Le XVIème siècle est le siècle du changement ! La preuve, on change même de calendrier. Fini les petits chats, place aux pompiers… Bref. En France, le XVIème siècle commence avec l’avènement de François Ier et s’achève avec la mort de Henri IV. Michel Ange, Le Caravage, Ambroise Paré en Vasco de Gama font partie de la flopée de héros de cette époque. C’est le temps des grandes découvertes. Christophe Colomb vogue vers les Amériques et les portugais font du business avec les japonais. Banzaï !

Le décor

Escorpain, c’est une petit bourgade pas dégueulasse, au sud de Saint-Lubin-des-Joncherets. Un petit village de moins de 300 âmes composé de trois fermes et deux hameaux. Y a une église aussi. Les environs sont très boisés et vallonnés, c’est plutôt cool.
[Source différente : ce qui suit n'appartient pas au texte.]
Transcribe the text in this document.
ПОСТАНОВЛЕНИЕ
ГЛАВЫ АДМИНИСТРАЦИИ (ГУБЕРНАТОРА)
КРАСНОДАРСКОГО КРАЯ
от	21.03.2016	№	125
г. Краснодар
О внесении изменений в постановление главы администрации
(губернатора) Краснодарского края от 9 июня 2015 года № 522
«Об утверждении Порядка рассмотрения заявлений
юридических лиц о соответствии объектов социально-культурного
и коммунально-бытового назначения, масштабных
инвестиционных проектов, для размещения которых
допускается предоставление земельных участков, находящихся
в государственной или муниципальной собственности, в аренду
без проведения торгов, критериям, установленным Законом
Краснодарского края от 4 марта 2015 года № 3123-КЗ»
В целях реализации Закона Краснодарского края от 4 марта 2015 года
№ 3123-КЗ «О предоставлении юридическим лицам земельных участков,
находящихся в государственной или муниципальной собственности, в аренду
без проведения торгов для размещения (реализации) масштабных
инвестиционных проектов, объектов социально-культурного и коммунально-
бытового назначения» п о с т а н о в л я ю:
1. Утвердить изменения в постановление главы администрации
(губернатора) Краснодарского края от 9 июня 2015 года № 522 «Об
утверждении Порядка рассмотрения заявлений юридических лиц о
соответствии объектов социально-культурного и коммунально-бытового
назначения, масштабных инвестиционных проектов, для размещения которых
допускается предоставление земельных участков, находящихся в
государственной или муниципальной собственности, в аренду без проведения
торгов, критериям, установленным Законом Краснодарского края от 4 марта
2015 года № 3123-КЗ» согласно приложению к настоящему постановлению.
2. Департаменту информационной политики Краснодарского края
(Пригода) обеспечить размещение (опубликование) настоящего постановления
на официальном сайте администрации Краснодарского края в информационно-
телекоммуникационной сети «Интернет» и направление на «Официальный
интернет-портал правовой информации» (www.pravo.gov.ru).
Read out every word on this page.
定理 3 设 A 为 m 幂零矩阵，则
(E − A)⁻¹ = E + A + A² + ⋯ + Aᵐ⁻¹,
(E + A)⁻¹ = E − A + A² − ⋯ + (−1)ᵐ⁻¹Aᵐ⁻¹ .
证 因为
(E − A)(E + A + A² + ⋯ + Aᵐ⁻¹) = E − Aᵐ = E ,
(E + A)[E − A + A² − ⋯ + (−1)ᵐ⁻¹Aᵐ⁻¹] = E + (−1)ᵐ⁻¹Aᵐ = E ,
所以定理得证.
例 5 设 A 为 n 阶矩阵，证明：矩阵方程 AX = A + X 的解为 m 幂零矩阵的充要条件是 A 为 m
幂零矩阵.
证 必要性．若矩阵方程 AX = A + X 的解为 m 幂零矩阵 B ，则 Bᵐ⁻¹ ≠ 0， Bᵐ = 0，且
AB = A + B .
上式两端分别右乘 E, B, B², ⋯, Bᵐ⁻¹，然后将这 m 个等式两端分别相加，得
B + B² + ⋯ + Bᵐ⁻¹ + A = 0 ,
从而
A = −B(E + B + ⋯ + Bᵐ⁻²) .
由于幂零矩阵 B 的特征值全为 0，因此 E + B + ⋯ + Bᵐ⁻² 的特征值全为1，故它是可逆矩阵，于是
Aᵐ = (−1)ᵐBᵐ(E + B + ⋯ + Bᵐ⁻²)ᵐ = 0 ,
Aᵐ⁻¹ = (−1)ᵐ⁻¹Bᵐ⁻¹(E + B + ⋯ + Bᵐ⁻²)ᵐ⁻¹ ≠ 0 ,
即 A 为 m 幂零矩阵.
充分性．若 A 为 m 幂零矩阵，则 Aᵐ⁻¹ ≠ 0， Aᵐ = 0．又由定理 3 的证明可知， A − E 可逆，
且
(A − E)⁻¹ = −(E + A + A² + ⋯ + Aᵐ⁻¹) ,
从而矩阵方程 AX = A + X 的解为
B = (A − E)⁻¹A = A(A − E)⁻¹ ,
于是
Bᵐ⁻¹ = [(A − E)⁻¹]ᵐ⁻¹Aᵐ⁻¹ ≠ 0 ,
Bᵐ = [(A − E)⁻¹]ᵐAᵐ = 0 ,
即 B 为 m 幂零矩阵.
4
Donc, le château aurait été construit au XVIème siècle, mais y a bataille entre mes sources. A l’époque, il ne ressemble pas du tout à ce qu’il est aujourd’hui. C’est plutôt une grosse bâtisse, avec de gros murs, mais genre bien gros : 1, 50 mètre d’épaisseur. Le corps principal est construit en silex, une roche hyper dure que l’homme préhistorique utilisait pour fabriquer des outils et pas crever de faim. Y a trois tours quand même. Ben oui, c’est un château, donc y a des tours… Aujourd’hui, il en reste deux qui donnent sur le potager.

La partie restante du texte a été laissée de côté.